Schlein si pone come elemento di rottura, per questo non ama che si dica che la nomenklatura Pd si è schierata con lei. “Questa è un’affermazione sessista, tipica di una società patriarcale, per cui se una donna si fa strada dev’essere sempre strumento di qualcun altro – incalza -. Serve una rottura. Una cesura netta con il passato. Preferisco cento volte i dirigenti che hanno capito che o si cambia o si muore, rispetto a quelli che accusano me e fingono di aver passato gli ultimi anni nei campi a raccogliere margherite, anziché nelle stanze dove si sono prese tutte le decisioni del partito, comprese le alleanze”.
Secondo la candidata alla guida del Pd il governo Meloni è deludente. “La destra non è cresciuta alle elezioni politiche, ha sempre i suoi dodici milioni di elettori – afferma -, che si sono affidati prima a Berlusconi, poi a Salvini e ira a Meloni, nonostante siano divisi. Sta a noi fare esplodere quelle contraddizioni”.

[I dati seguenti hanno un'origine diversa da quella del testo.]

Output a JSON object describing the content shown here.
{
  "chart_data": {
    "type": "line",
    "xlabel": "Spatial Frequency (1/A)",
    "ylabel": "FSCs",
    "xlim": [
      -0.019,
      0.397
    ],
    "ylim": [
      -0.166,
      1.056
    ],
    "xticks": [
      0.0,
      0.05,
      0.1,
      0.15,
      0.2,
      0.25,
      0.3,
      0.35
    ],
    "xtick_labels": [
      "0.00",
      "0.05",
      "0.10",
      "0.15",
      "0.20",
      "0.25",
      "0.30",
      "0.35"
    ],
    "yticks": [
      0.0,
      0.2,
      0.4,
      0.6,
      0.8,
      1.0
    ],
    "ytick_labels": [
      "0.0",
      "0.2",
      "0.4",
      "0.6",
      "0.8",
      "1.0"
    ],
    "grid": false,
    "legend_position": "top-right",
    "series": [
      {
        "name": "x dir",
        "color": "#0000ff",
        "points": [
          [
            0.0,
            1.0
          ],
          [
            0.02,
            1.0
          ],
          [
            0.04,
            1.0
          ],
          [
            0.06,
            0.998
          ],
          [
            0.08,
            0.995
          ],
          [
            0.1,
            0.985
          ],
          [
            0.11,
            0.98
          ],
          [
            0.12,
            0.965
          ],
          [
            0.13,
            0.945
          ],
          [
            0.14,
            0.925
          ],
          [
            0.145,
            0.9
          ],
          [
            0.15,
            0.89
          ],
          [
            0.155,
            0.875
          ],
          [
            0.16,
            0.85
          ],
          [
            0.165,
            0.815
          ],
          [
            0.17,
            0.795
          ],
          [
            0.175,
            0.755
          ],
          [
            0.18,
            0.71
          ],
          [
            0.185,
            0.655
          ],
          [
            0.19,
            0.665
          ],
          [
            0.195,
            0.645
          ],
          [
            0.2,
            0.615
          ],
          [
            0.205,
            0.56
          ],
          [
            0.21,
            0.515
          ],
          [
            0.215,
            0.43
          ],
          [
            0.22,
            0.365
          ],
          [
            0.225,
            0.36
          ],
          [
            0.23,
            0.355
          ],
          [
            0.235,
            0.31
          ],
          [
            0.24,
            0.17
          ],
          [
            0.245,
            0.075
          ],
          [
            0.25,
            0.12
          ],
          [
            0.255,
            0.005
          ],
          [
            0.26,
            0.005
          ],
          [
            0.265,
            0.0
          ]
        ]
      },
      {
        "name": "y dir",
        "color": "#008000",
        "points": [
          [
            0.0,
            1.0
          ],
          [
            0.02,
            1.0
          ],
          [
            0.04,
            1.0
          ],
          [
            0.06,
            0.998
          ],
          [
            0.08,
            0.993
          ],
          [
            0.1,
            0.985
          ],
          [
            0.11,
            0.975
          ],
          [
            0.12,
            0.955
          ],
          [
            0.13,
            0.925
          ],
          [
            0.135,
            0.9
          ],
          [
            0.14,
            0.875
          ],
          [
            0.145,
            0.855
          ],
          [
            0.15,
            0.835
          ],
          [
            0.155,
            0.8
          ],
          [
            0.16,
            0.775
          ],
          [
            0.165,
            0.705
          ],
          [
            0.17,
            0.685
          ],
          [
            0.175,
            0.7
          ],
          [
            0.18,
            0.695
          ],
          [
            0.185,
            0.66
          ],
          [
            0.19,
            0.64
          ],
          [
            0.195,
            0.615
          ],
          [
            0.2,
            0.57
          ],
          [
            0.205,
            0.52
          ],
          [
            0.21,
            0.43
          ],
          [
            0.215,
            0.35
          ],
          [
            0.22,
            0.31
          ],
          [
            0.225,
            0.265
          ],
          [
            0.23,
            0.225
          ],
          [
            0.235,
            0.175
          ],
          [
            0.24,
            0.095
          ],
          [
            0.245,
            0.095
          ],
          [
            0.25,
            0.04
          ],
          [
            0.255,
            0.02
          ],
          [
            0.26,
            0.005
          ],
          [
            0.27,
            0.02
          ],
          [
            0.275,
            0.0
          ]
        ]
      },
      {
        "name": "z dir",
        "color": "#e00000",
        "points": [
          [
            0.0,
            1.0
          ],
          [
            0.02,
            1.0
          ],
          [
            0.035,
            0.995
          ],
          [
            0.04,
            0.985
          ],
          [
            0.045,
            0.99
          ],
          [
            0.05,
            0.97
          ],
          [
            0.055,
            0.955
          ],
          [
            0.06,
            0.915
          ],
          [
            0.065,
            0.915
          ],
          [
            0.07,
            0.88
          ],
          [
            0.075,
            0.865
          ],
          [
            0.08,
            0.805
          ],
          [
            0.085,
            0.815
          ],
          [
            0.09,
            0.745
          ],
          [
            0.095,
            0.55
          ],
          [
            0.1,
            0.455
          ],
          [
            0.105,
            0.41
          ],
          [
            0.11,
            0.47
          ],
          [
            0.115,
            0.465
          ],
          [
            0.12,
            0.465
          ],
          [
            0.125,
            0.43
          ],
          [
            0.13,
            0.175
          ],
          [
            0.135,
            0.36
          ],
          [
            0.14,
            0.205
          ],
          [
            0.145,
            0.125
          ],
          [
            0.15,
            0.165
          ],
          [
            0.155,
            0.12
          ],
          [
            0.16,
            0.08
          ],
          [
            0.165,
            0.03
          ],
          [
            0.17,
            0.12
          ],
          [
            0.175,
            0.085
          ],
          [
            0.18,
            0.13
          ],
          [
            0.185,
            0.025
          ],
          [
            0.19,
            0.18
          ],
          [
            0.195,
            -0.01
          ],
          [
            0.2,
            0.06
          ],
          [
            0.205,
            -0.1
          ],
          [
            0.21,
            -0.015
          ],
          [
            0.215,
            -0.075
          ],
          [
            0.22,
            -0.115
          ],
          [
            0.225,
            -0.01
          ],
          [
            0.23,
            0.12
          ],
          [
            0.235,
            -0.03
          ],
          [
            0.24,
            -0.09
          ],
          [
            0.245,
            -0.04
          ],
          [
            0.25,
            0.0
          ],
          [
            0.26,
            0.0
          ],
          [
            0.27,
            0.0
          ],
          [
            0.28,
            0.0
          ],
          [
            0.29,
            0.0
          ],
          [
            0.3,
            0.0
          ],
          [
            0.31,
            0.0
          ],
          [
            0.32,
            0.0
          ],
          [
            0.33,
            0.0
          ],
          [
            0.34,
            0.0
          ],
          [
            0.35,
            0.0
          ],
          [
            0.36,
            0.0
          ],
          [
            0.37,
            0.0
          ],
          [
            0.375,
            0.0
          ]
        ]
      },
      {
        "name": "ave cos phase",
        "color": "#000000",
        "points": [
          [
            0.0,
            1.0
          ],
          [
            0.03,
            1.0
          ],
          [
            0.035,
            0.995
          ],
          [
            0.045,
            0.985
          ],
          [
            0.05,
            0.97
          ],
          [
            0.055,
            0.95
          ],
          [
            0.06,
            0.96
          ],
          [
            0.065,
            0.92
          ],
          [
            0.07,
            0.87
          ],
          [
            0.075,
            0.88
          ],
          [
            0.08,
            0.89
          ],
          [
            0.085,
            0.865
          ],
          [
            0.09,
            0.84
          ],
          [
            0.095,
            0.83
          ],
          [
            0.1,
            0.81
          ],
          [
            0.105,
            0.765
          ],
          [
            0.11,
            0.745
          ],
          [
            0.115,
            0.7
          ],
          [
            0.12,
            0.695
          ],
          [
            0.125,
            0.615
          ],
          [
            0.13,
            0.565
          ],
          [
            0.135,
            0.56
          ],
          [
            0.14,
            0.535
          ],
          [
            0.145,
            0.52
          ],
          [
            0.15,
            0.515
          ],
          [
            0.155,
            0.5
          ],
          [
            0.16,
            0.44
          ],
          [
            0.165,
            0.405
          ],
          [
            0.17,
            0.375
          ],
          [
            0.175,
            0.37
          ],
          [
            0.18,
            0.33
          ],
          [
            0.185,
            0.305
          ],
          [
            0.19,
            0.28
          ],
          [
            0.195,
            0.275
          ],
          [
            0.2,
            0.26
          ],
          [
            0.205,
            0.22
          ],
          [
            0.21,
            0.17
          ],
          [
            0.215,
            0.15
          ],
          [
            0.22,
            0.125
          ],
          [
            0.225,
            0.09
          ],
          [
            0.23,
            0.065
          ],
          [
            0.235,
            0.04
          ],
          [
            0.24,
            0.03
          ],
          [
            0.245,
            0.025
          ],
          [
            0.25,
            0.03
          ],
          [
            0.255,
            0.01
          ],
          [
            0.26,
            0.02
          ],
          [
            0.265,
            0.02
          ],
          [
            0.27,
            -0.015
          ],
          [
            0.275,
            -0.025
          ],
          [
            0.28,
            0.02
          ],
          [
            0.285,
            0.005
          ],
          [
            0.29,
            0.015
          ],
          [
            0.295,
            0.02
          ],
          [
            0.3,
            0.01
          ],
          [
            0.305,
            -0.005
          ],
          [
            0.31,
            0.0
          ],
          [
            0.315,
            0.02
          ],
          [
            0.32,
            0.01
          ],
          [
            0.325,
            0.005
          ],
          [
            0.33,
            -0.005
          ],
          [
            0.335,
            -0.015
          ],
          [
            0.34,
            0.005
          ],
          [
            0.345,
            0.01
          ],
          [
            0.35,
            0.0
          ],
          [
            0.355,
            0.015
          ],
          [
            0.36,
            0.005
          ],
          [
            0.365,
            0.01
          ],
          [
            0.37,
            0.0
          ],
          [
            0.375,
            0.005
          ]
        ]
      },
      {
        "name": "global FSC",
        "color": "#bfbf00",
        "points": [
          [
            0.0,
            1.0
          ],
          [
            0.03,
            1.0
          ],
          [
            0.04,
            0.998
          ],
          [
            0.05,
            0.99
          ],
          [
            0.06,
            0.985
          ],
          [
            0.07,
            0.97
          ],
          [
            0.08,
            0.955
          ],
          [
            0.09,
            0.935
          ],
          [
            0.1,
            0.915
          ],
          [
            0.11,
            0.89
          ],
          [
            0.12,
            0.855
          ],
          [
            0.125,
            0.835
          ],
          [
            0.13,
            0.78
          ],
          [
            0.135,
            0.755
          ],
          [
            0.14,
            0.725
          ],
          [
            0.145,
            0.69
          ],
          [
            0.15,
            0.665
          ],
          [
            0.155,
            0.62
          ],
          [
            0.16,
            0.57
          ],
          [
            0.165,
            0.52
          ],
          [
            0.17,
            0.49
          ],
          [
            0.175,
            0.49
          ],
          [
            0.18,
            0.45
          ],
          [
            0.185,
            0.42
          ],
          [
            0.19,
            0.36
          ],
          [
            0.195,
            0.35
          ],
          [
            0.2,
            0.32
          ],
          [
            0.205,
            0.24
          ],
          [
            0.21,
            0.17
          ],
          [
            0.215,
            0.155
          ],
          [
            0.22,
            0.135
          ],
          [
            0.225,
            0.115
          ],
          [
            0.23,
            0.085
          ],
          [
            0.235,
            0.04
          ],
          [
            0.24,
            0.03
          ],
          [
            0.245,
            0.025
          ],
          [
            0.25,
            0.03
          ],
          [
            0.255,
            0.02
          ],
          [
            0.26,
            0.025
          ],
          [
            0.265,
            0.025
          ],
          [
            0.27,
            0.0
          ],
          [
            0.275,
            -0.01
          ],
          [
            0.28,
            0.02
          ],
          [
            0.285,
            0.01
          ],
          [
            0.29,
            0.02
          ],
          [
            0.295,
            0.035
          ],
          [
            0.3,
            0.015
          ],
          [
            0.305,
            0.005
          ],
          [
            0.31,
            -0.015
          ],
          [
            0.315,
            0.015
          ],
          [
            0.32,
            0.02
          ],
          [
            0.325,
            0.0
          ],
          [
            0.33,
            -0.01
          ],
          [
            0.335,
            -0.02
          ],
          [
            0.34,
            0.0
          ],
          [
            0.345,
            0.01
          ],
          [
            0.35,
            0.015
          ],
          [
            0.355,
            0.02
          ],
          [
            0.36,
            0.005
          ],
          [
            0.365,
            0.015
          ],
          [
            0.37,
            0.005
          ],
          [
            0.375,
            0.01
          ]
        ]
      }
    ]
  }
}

“Sono una nativa democratica, non ho il privilegio di aver vissuto una delle storie precedenti, infatti ho nostalgia del tempo che non ho conosciuto. Quella del Pd è stata la mia prima tessera – conclude -. Ne sono uscita nel 2015, dopo l’abolizione dell’articolo 18, la cosiddetta buona scuola, il patto del Nazareno tra Renzi e Berlusconi, i tre voti di fiducia su una legge elettorale poi dichiarata incostituzionale. Altri sono usciti solo dopo il referendum”.